А вот что ее удивило, так это совершенно неожидаемое ощущение прикосновение руки Карины к ее плечу. Короткое, но крепкое, излучающее поддержку:

– Ты не виновата, слышишь, Инга? – уверенно заявила Карина. Надавила на плечо, заставив Ингу поднять голову. – Даже если эта мразь подохнет, туда ему и дорога! Он заслужил смерть.

Инга растерялась. При всем ее недовольстве и обиде, слово «мразь» настолько не вязалось в ее представлении с Нестором, что она даже рот приоткрыла, мотнула головой:

– Но… Он же и правда может умереть, – эта мысль, ужасающая и давящая, циркулировала в ее голове. – Я его убила? – Она не удержалась, голос снова сорвался.

Карина опять ободряюще сжала ее плечо. Потянулась и достала из потайного отделения бутылку минералки. Протянула Инге. Она судорожно вцепилась в нее руками.

– У тебя не было иного выхода. Ты защищала себя. Свою свободу и жизнь. Ты все сделала верно, – убежденно произнесла Карина.

– Но…– Инга приложила усилия, чтобы открыть бутылку, сделала глоток.

И вдруг подумала о том, что Нестор не только бы дал ей уже открытую бутылку, не позволяя Инге напрягаться, но и к губам бы сам прижал. И держал бы, пока не посчитал, что Инга действительно напилась.

– Он не такой. Я, думаю, что просто, он не совсем понимал. И я должна была объяснить, донести. Должна была…

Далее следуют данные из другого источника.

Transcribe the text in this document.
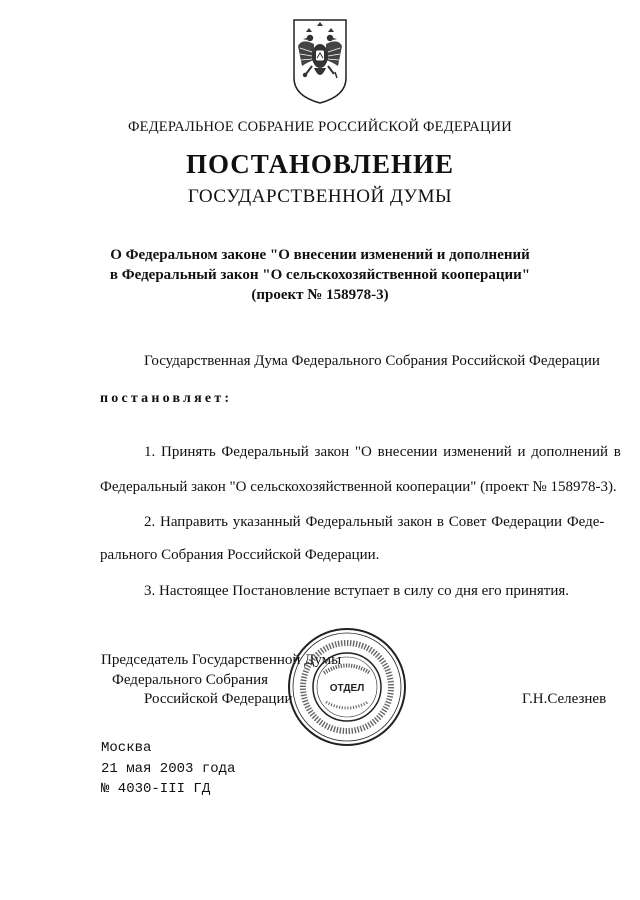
ФЕДЕРАЛЬНОЕ СОБРАНИЕ РОССИЙСКОЙ ФЕДЕРАЦИИ
ПОСТАНОВЛЕНИЕ
ГОСУДАРСТВЕННОЙ ДУМЫ
О Федеральном законе "О внесении изменений и дополнений
в Федеральный закон "О сельскохозяйственной кооперации"
(проект № 158978-3)
Государственная Дума Федерального Собрания Российской Федерации
постановляет:
1. Принять Федеральный закон "О внесении изменений и дополнений в
Федеральный закон "О сельскохозяйственной кооперации" (проект № 158978-3).
2. Направить указанный Федеральный закон в Совет Федерации Феде-
рального Собрания Российской Федерации.
3. Настоящее Постановление вступает в силу со дня его принятия.
Председатель Государственной Думы
Федерального Собрания
Российской Федерации	Г.Н.Селезнев
ОТДЕЛ
Москва
21 мая 2003 года
№ 4030-III ГД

– Что?! – возмущенно перебила ее Карина. – Быть не такой, какая есть? Не вызывать в нем похоть? Извиняться за это?! Или, еще и спасибо сказать за то, что он о тебе так «заботился»?

Голос Соболевой просто дрожал от гнева. Инга даже не представляла, что ее это все настолько заденет. Она растерялась, не вполне понимая, что сказать и как объяснить Карине, что не в этом дело. Но тут она сама посмотрела ей в глаза:

– Это все бред, Инга. Поверь мне. Я знаю. Ты – такой же человек, как и любой из этих гадов. И заслуживаешь больше прав и уважение, чем все эти мрази вместе взятые! И себя ты можешь от них защищать! Имеешь полное право. Он спрашивал тебя о том, хочешь ли ты быть его куклой? Поинтересовался твоим мнением?! Или, быть может, дал тебе право выбора? Нет! – сама ответила Карина на вопросы, часть из которых Инга могла бы отметить, как утвердительные.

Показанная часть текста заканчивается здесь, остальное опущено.